Changpeng Zhao highlights disparity in justice for corporate misconduct in U.S., sparking debate on accountability
Last week, cryptocurrency mogul Changpeng Zhao, founder of Binance, made headlines in his first public appearance since serving a four-month prison sentence in the U.S. for his company’s violations of anti-money laundering (AML) laws. Addressing attendees at a crypto conference in Dubai, Zhao drew comparisons between the treatment of his company and the recent legal troubles faced by Canada’s Toronto-Dominion (TD) Bank, which has also been embroiled in a money-laundering scandal yet has seen no executives face jail time.
Zhao’s prison sentence followed a hefty US$4.3 billion fine against Binance for failing to implement sufficient AML protocols, marking one of the highest corporate penalties in U.S. history. While Zhao’s criminal conviction is a rare outcome in corporate malfeasance cases, he contends that Binance’s missteps were no more egregious than those of TD Bank, which recently pled guilty to conspiracy to commit money laundering. Zhao highlighted the perceived discrepancy in a response to questions at the conference: “I can give you a couple of data points for people to benchmark,” he said. “We failed to implement an adequate anti-money-laundering program. … I’m the only one who went to jail for this in U.S. history.”
According to Zhao, despite TD Bank’s recent admissions, not a single executive from the Canadian financial giant has faced personal accountability or even public scrutiny from authorities. “No one was named.
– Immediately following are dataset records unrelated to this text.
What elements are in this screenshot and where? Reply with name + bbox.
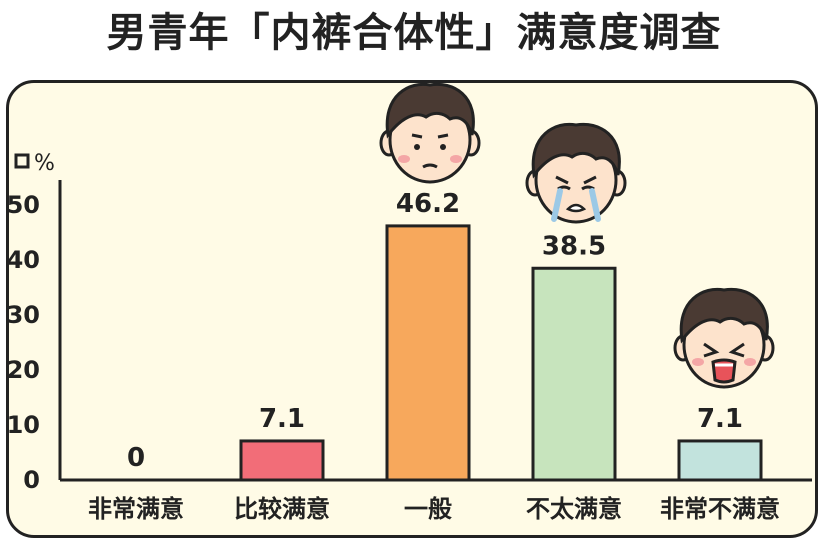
value-label: 0 [127,443,145,473]
y-tick-label: 20 [7,356,40,384]
y-tick-label: 10 [7,411,40,439]
y-tick-label: 0 [23,466,40,494]
y-unit-label: % [34,151,55,176]
face-angry-icon [673,287,775,389]
y-tick-label: 30 [7,301,40,329]
category-label: 一般 [404,495,452,523]
bar [385,224,471,482]
value-label: 7.1 [259,404,305,434]
unit-square-icon [14,153,30,169]
chart-title: 男青年「内裤合体性」满意度调查 [106,10,722,56]
category-label: 非常满意 [88,495,184,523]
value-label: 38.5 [542,231,606,261]
bar [677,439,763,482]
bar [239,439,325,482]
category-label: 比较满意 [234,495,330,523]
y-tick-label: 50 [7,191,40,219]
category-label: 非常不满意 [660,495,780,523]
face-crying-icon [525,122,627,224]
category-label: 不太满意 [526,495,622,523]
bar [531,266,617,482]
y-tick-label: 40 [7,246,40,274]
value-label: 7.1 [697,404,743,434]
value-label: 46.2 [396,189,460,219]
face-neutral-icon [379,82,481,184]
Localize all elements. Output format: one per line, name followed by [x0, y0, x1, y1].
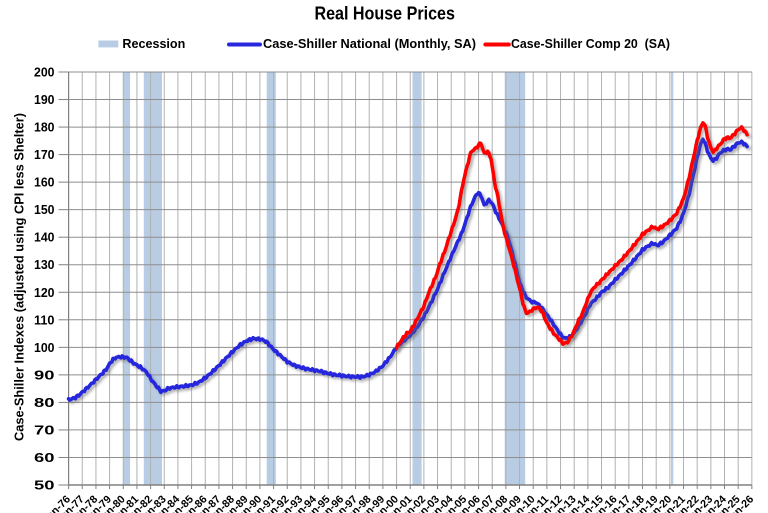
svg-text:170: 170 [34, 148, 55, 162]
svg-text:150: 150 [34, 203, 55, 217]
svg-text:110: 110 [34, 313, 55, 327]
svg-text:Real House Prices: Real House Prices [314, 4, 455, 24]
svg-text:Case-Shiller Comp 20 (SA): Case-Shiller Comp 20 (SA) [511, 37, 670, 51]
svg-text:120: 120 [34, 286, 55, 300]
svg-text:Case-Shiller Indexes (adjusted: Case-Shiller Indexes (adjusted using CPI… [12, 113, 27, 441]
svg-text:90: 90 [34, 368, 55, 382]
svg-text:190: 190 [34, 93, 55, 107]
svg-text:130: 130 [34, 258, 55, 272]
svg-text:100: 100 [34, 341, 55, 355]
svg-text:70: 70 [34, 423, 55, 437]
svg-text:200: 200 [34, 66, 55, 80]
svg-text:80: 80 [34, 396, 55, 410]
svg-text:Recession: Recession [122, 37, 185, 51]
svg-text:50: 50 [34, 479, 55, 493]
svg-text:180: 180 [34, 121, 55, 135]
svg-text:160: 160 [34, 176, 55, 190]
svg-text:60: 60 [34, 451, 55, 465]
svg-text:140: 140 [34, 231, 55, 245]
svg-text:Case-Shiller National (Monthly: Case-Shiller National (Monthly, SA) [263, 37, 476, 51]
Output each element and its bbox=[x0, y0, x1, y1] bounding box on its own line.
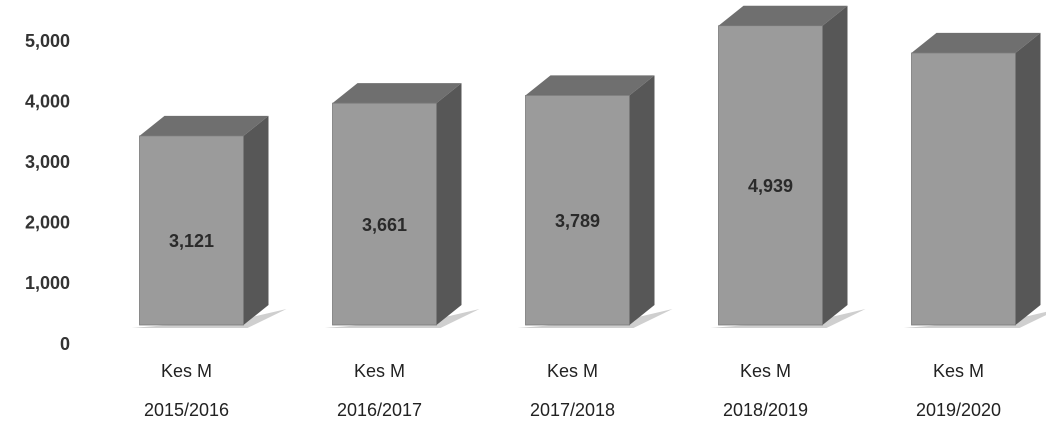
y-tick-label: 2,000 bbox=[25, 213, 70, 233]
bar-top bbox=[911, 32, 1041, 53]
bar-top bbox=[332, 83, 462, 104]
value-label: 3,661 bbox=[362, 215, 407, 235]
x-tick-label: Kes M bbox=[547, 361, 598, 381]
x-tick-label: Kes M bbox=[161, 361, 212, 381]
bar-top bbox=[139, 115, 269, 136]
y-tick-label: 3,000 bbox=[25, 152, 70, 172]
x-tick-label: Kes M bbox=[740, 361, 791, 381]
bar-side bbox=[1015, 32, 1041, 325]
x-tick-label: 2015/2016 bbox=[144, 400, 229, 420]
bar bbox=[911, 52, 1016, 326]
bar bbox=[139, 135, 244, 326]
bar bbox=[332, 102, 437, 326]
bar-side bbox=[436, 83, 462, 325]
bar-top bbox=[525, 75, 655, 96]
x-tick-label: 2017/2018 bbox=[530, 400, 615, 420]
bar bbox=[718, 25, 823, 326]
y-tick-label: 5,000 bbox=[25, 31, 70, 51]
y-tick-label: 4,000 bbox=[25, 91, 70, 111]
x-tick-label: Kes M bbox=[933, 361, 984, 381]
bar-shadow bbox=[710, 309, 866, 328]
bar-shadow bbox=[517, 309, 673, 328]
x-tick-label: 2018/2019 bbox=[723, 400, 808, 420]
x-tick-label: Kes M bbox=[354, 361, 405, 381]
bar-side bbox=[243, 115, 269, 325]
bar bbox=[525, 94, 630, 326]
bar-top bbox=[718, 5, 848, 26]
bar-shadow bbox=[324, 309, 480, 328]
value-label: 4,939 bbox=[748, 176, 793, 196]
bar-shadow bbox=[131, 309, 287, 328]
x-tick-label: 2019/2020 bbox=[916, 400, 1001, 420]
y-tick-label: 1,000 bbox=[25, 273, 70, 293]
y-tick-label: 0 bbox=[60, 334, 70, 354]
value-label: 3,121 bbox=[169, 231, 214, 251]
x-tick-label: 2016/2017 bbox=[337, 400, 422, 420]
bar-side bbox=[822, 5, 848, 326]
bar-side bbox=[629, 75, 655, 325]
value-label: 3,789 bbox=[555, 211, 600, 231]
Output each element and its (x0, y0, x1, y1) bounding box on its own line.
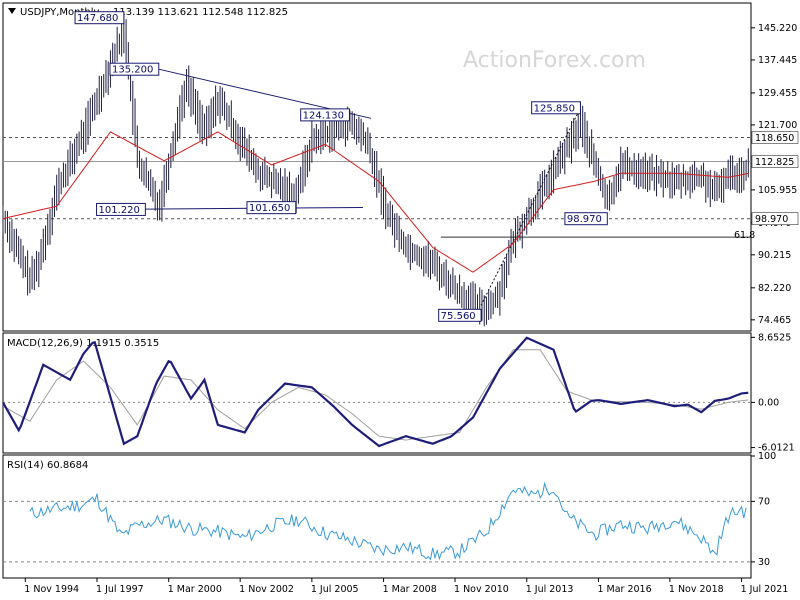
price-y-tick-label: 145.220 (758, 23, 797, 34)
annotation-text: 101.650 (249, 203, 290, 214)
rsi-y-tick-label: 100 (758, 451, 776, 462)
fib-label: 61.8 (734, 230, 755, 241)
price-y-tick-label: 121.700 (758, 120, 797, 131)
x-tick-label: 1 Nov 2002 (239, 584, 294, 595)
macd-signal-line (2, 349, 749, 441)
annotation-layer: 147.680 135.200 124.130 101.220 101.650 75.56… (74, 11, 608, 322)
rally-trendline (480, 107, 581, 306)
macd-panel-frame (2, 332, 752, 454)
price-y-tick-label: 82.220 (758, 283, 791, 294)
ohlc-label: 113.139 113.621 112.548 112.825 (113, 7, 288, 18)
last-price-label-box (751, 155, 799, 168)
price-y-tick-label: 74.465 (758, 315, 791, 326)
last-price-label-text: 112.825 (755, 157, 794, 168)
x-tick-label: 1 Jul 2021 (741, 584, 789, 595)
macd-y-tick-label: 8.6525 (758, 332, 791, 343)
x-tick-label: 1 Nov 2018 (669, 584, 724, 595)
macd-layer (2, 336, 751, 448)
annotation-text: 125.850 (534, 103, 575, 114)
x-tick-label: 1 Nov 2010 (454, 584, 509, 595)
axis-layer: 145.220137.445129.455121.700105.95597.97… (24, 23, 799, 595)
x-tick-label: 1 Mar 2000 (168, 584, 222, 595)
level-118-label-text: 118.650 (755, 133, 794, 144)
price-y-tick-label: 105.955 (758, 185, 797, 196)
x-tick-label: 1 Jul 1997 (96, 584, 144, 595)
watermark: ActionForex.com (463, 48, 646, 73)
annotation-text: 147.680 (77, 13, 118, 24)
level-98-label-box (751, 212, 799, 226)
level-98-label-text: 98.970 (755, 214, 788, 225)
rsi-line (29, 481, 747, 561)
rsi-y-tick-label: 30 (758, 557, 770, 568)
x-tick-label: 1 Mar 2008 (383, 584, 437, 595)
rsi-y-tick-label: 70 (758, 496, 770, 507)
x-tick-label: 1 Jul 2013 (526, 584, 574, 595)
price-layer (2, 13, 751, 327)
annotation-text: 124.130 (303, 110, 344, 121)
x-tick-label: 1 Jul 2005 (311, 584, 359, 595)
macd-y-tick-label: -6.0121 (758, 443, 795, 454)
annotation-text: 135.200 (112, 65, 153, 76)
price-y-tick-label: 90.215 (758, 250, 791, 261)
price-y-tick-label: 137.445 (758, 55, 797, 66)
price-panel-header: USDJPY,Monthly 113.139 113.621 112.548 1… (8, 7, 288, 18)
rsi-panel-frame (2, 454, 752, 579)
price-y-tick-label: 129.455 (758, 88, 797, 99)
annotation-box (246, 201, 297, 215)
annotation-box (74, 11, 125, 25)
macd-y-tick-label: 0.00 (758, 397, 779, 408)
annotation-text: 98.970 (567, 214, 602, 225)
annotation-box (564, 212, 608, 226)
annotation-text: 75.560 (441, 311, 476, 322)
annotation-box (96, 202, 146, 216)
annotation-box (438, 308, 482, 322)
annotation-box (109, 62, 160, 76)
rsi-label: RSI(14) 60.8684 (7, 460, 88, 471)
macd-line (2, 336, 749, 448)
symbol-label: USDJPY,Monthly (20, 7, 100, 18)
moving-average-line (2, 131, 749, 273)
macd-label: MACD(12,26,9) 1.1915 0.3515 (7, 338, 159, 349)
x-tick-label: 1 Nov 1994 (24, 584, 79, 595)
level-118-label-box (751, 131, 799, 144)
annotation-box (300, 108, 350, 122)
annotation-text: 101.220 (99, 205, 140, 216)
annotation-box (531, 101, 581, 115)
x-tick-label: 1 Mar 2016 (597, 584, 651, 595)
price-panel-frame (2, 2, 752, 332)
rsi-layer (3, 481, 751, 563)
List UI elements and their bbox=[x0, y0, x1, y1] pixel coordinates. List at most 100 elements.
Just the company was fined,” Zhao noted, implicitly raising the question: why did he alone face incarceration, while TD executives remain unaffected?
Zhao’s comments come amid ongoing U.S. Department of Justice (DOJ) investigations into TD Bank. While Attorney-General Merrick Garland has assured the public that investigations are progressing “aggressively,” whether they will result in charges against high-ranking executives remains uncertain. So far, the probe has only implicated two lower-level TD employees, prompting critics to question the scope and efficacy of the accountability efforts.
Massachusetts Senator Elizabeth Warren recently weighed in, penning a letter to the DOJ urging further action. “Until and unless those executives who presided over TD Bank’s institutionalized money laundering are held accountable, banks will continue to factor enforcement fines into the cost of doing business, rather than approaching compliance with our money laundering laws with the seriousness it requires,” she wrote. Known for her calls to reform large financial institutions, Warren argues that systemic issues persist because companies perceive fines as merely the cost of doing business.
For Zhao, this comparison goes beyond self-interest. He cited statements from the DOJ made during both investigations and noted the striking similarities between criticisms of Binance and TD. In one such instance, the DOJ stated that “the company chose profits over compliance with the law – a decision that is now costing … billions of dollars in penalties.” In another instance, a compliance employee reportedly mocked TD Bank’s laxity, saying, “Lol. Easy target.” These statements, according to Zhao, reinforce his argument that systemic misconduct across corporate lines often results in disparate consequences for their leaders.
Zhao and his critics also point to the gravity of offenses that sparked the DOJ’s fines and sanctions. In Binance’s case, funds allegedly reached illicit actors, including terrorist networks, cybercriminals, and traffickers. However, Zhao notes that TD Bank’s AML violations similarly enabled drug traffickers and other criminal entities to launder hundreds of millions. “If we boil down what Binance and TD did,” Zhao argued, “it’s hard to tell the difference.”
In addition to AML breaches, Binance was also charged with violating U.S. sanctions, adding a layer of complexity and severity to its case, whereas TD Bank’s case was limited to drug trafficking-related transactions. Still, Zhao’s supporters argue that a fair system would hold executives across the board to equal standards, regardless of the nature of the illegal transactions.
“I’m not saying any TD executive needs to go to jail like Mr. Zhao,” one observer commented. “But the questions are warranted: was Binance’s outcome too harsh, or was TD Bank’s too lenient?” With public debate now intensifying around these high-profile cases, the DOJ and other regulatory bodies may face mounting pressure to ensure uniformity in the enforcement of AML laws.
As the crypto industry and traditional banking giants alike reckon with the regulatory scrutiny of recent years, Zhao’s case may set a new precedent—or at least, it might encourage closer examination of who is held accountable when compliance failures allow criminal money to flow unchecked.